The British Council runs an international programme supporting upcoming "cultural leaders", rather a big term for youngish movers and shakers in the arts. This year the participant from Germany is Nikola Richter. Nikola has a lot of energy and ideas and projects to do with writing in the here and now, and is also a great person. I'm toning my praise down a bit because I'm going to see her again this evening and there's nothing quite as embarrassing as meeting someone you've just gushed about.

So as part of the programme, Nikola organised a kind of mini conference with the above title, inviting a room full of people from Germany, the UK, Sweden, Holland and Argentina to talk about reading and publishing and bookselling in the digital age. It was fabulous and I'm still rather inspired and rather wish it could have gone on another day. By nature of the occasion, we didn't reach any conclusions at all, but we did (or I did) think a great deal about things like how to get books (digital and print) to people, how the Internet brings readers together and changes literary form, piracy and ownership, real and virtual discussion culture, and many other things.

I talked for five minutes about "collaborative reading" and thought it might be good to put my thoughts down in a more coherent form here, for the participants and for anyone else who might be interested. Our talks were kind of slo-mo pecha cucha, five minutes using five pictures, but I won't include my pictures here for various reasons.

1. (Picture of my dad reading sleeve notes in the early 1960s)
Collaborative reading is a term I made up, meaning joint social reading for a particular purpose beyond showing off sharing your library. Here, my dad is enjoying a lost multimedia experience, reading about music while listening to it, and he's already reading for a particular purpose - to enhance his enjoyment and understanding of the Modern Jazz Quartet. Of course he may also have been showing off his record collection - although he looks immersed in his reading material, we don't know how posed the photo was and he certainly looks quite the wannabe beatnik.

2. (Picture of an And Other Stories reading group meeting in Berlin)
The AOS reading groups project is an example of collaborative reading enabled by the internet. We read (in our case) German-language books with a view to recommending one of them for translation and publication by AOS. Of course the internet has brought together the otherwise isolated English-speaking freaks interested in and capable of reading foreign-language writing, and here we're trying to harness that by crowdsourcing the book selection process, if you like. You can read more about the nitty-gritty in Amanda DaMarco's article for PP. Essentially though, in a first attempt via LibraryThing we found that a purely digital discussion didn't work for us – no conversation ensued, people felt no pressure to read the books and so comparisons didn't work. What did work was a mix of real-life meetings in Berlin and London, partially linked via Skype, and internet comments on the individual titles via the website. And of course digital reading is ideal as pdfs or epubs remove the difficulties of distributing books to the ten to twenty people involved.

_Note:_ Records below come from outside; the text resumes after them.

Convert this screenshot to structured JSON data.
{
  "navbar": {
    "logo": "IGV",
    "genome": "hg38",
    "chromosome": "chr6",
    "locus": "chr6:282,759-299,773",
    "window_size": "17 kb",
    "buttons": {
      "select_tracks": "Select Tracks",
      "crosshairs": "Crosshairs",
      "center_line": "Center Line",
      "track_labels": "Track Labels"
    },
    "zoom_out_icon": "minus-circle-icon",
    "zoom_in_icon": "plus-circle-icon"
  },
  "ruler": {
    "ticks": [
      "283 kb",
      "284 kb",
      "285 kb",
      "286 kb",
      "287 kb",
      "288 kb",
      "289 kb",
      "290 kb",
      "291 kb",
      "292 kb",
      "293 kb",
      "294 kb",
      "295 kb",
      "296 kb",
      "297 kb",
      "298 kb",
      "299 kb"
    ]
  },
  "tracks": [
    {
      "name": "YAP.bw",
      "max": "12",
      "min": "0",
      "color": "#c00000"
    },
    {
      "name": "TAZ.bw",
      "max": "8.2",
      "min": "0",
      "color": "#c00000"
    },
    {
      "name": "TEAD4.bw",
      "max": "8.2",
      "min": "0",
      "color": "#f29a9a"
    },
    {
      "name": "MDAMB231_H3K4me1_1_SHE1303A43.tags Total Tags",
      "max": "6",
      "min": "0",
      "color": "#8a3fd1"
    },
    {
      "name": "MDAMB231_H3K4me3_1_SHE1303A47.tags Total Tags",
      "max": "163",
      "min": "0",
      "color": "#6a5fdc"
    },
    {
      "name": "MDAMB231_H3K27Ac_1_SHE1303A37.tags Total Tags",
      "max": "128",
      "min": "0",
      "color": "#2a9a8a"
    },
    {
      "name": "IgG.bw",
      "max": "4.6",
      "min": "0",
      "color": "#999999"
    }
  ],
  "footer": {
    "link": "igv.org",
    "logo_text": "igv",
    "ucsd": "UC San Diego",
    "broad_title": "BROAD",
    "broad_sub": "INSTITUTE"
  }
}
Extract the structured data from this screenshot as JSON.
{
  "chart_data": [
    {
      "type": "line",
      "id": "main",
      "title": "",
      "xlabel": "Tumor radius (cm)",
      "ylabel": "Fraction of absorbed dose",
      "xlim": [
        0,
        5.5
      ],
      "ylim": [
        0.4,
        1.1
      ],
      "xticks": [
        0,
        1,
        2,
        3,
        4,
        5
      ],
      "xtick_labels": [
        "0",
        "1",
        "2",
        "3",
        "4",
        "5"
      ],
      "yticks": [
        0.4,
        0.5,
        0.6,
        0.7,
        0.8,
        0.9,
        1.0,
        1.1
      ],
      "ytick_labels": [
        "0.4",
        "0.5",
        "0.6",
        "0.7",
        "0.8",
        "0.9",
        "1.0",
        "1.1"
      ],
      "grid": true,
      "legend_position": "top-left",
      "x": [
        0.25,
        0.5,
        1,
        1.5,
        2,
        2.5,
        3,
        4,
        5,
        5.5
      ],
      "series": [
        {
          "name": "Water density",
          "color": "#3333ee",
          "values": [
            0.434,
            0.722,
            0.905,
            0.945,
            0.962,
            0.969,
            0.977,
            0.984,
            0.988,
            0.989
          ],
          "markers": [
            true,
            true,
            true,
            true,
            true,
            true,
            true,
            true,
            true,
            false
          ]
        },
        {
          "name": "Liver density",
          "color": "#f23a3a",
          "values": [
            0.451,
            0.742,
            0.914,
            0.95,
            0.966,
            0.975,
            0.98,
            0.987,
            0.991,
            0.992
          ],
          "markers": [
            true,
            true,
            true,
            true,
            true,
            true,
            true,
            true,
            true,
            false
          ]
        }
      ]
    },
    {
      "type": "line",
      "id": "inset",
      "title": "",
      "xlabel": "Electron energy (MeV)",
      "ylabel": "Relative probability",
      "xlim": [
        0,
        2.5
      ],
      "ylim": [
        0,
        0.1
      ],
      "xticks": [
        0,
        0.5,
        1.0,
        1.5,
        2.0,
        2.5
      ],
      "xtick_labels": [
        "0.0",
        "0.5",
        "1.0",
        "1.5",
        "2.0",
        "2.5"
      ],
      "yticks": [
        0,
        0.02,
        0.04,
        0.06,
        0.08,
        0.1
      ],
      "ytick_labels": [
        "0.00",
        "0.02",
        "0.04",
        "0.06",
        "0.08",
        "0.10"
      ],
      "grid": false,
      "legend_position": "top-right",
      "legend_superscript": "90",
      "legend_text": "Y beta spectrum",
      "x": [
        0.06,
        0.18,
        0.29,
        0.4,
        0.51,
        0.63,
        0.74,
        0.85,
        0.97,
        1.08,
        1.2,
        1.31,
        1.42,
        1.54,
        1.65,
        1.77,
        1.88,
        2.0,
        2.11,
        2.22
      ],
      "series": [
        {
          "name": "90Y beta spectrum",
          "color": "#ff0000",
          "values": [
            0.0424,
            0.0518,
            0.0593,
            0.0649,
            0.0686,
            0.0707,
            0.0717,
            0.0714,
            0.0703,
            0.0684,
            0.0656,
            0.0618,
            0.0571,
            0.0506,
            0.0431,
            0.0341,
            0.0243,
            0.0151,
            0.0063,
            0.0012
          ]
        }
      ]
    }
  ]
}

Other examples that fit my definition of collaborative reading are pepysdiary.com and tailoredtexts.com, where readers help each other to understand difficult (foreign-language) texts via virtual margin notes.

3. (Picture of 50 Shades cover)
The British Centre for Literary Translation is also now testing out a platform for collaborative translation via newwriting.net. And for me, translation is an act of reading, interpreting and re-rendering. It's difficult to do as a group, but it is possible and can be very rewarding. That formula of reading/watching, interpreting and re-rendering also applies to fan fiction à la 50 Shades.

4. (Picture of China Miéville)
At the Edinburgh World Writers' Conference, China Miéville picked up that fanfiction topic in his talk on the future of the novel. He spoke about books becoming less closed than ever, with readers being able to take an active approach to them. Two quotes: "Anyone who wants to shove their hands into a book and grub about in its innards, add to and subtract from it, and pass it on, will, in this age of distributed text, be able to do so without much difficulty, and some are already starting." ... and ... "The worst anxiety is not that the interfering public will ruin your work if they muck about with it, or that they'll write a terrible novel, but that they'll improve it, or write a great one. And once in a rare while, some of them will. How wonderful that will be."

5. (Picture of Star Trek communicator)
I think China Miéville's "fanfication of fiction" - besides being a tongue-twister that gets very embarrassing in a room full of German-speakers - is a phenomenon still very much in China Miéville's head, but I do hope that life will imitate fiction, rather in the way that mobile phones were developed and designed partly to help us imitate Captain Kirk. What I hope is that through collaborative reading, translation and writing processes, we as readers can get creatively involved with texts and arrive at even greater diversity in the literary world.